DOI: 10.1161/01.cir.102.11.1296 ISSN:

Adiponectin, an Adipocyte-Derived Plasma Protein, Inhibits Endothelial NF-κB Signaling Through a cAMP-Dependent Pathway

Noriyuki Ouchi, Shinji Kihara, Yukio Arita, Yoshihisa Okamoto, Kazuhisa Maeda, Hiroshi Kuriyama, Kikuko Hotta, Makoto Nishida, Masahiko Takahashi, Masahiro Muraguchi, Yasukazu Ohmoto, Tadashi Nakamura, Shizuya Yamashita, Tohru Funahashi, Yuji Matsuzawa
  • Physiology (medical)
  • Cardiology and Cardiovascular Medicine

Background—Among the many adipocyte-derived endocrine factors, we found an adipocyte-derived plasma protein, adiponectin, that was decreased in obesity. We recently demonstrated that adiponectin inhibited tumor necrosis factor-α (TNF-α)–induced expression of endothelial adhesion molecules and that plasma adiponectin level was reduced in patients with coronary artery disease (Circulation. 1999;100:2473–2476). However, the intracellular signal by which adiponectin suppressed adhesion molecule expression was not elucidated. The present study investigated the mechanism of modulation for endothelial function by adiponectin.

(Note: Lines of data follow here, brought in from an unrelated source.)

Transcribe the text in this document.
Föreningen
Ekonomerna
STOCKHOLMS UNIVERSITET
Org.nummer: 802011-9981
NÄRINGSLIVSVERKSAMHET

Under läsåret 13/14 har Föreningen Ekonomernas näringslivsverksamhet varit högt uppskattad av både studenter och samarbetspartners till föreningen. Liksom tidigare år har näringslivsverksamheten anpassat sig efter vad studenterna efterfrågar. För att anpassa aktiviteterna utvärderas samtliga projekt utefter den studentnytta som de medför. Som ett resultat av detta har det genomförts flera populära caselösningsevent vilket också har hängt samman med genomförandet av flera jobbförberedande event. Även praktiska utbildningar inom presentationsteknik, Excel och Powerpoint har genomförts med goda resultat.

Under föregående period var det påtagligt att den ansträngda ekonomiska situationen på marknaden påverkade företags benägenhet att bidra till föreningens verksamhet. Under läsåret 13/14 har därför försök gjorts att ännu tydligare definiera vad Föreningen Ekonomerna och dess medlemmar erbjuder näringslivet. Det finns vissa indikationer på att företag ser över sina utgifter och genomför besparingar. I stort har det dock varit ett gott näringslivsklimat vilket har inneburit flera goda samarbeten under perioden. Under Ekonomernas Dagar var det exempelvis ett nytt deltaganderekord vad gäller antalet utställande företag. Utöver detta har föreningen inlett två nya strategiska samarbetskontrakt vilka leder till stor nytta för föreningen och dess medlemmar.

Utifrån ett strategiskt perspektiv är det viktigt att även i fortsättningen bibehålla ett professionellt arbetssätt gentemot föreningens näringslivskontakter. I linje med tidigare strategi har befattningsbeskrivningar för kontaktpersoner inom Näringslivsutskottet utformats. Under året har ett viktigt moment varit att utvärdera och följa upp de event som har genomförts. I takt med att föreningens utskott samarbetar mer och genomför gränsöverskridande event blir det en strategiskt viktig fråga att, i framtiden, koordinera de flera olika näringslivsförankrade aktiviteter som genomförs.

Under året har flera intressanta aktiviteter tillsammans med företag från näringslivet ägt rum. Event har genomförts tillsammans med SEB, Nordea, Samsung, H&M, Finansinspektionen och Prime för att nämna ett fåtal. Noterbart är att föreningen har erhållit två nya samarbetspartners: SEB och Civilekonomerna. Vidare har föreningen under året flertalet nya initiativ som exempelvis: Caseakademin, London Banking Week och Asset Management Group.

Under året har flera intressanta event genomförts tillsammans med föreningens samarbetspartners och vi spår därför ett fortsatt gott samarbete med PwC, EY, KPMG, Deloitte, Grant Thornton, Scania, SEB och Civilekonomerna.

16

Methods and Results—The interaction between adiponectin and human aortic endothelial cells (HAECs) was estimated by cell ELISA using biotinylated adiponectin. HAECs were preincubated for 18 hours with 50 μg/mL of adiponectin, then exposed to TNF-α (10 U/mL) or vehicle for the times indicated. NF-κB–DNA binding activity was determined by electrophoretic mobility shift assays. TNF-α–inducible phosphorylation signals were detected by immunoblotting. Adiponectin specifically bound to HAECs in a saturable manner and inhibited TNF-α–induced mRNA expression of monocyte adhesion molecules without affecting the interaction between TNF-α and its receptors. Adiponectin suppressed TNF-α–induced IκB-α phosphorylation and subsequent NF-κB activation without affecting other TNF-α–mediated phosphorylation signals, including Jun N-terminal kinase, p38 kinase, and Akt kinase. This inhibitory effect of adiponectin is accompanied by cAMP accumulation and is blocked by either adenylate cyclase inhibitor or protein kinase A (PKA) inhibitor.

Conclusions—These observations raise the possibility that adiponectin, which is naturally present in the blood stream, modulates the inflammatory response of endothelial cells through cross talk between cAMP-PKA and NF-κB signaling pathways.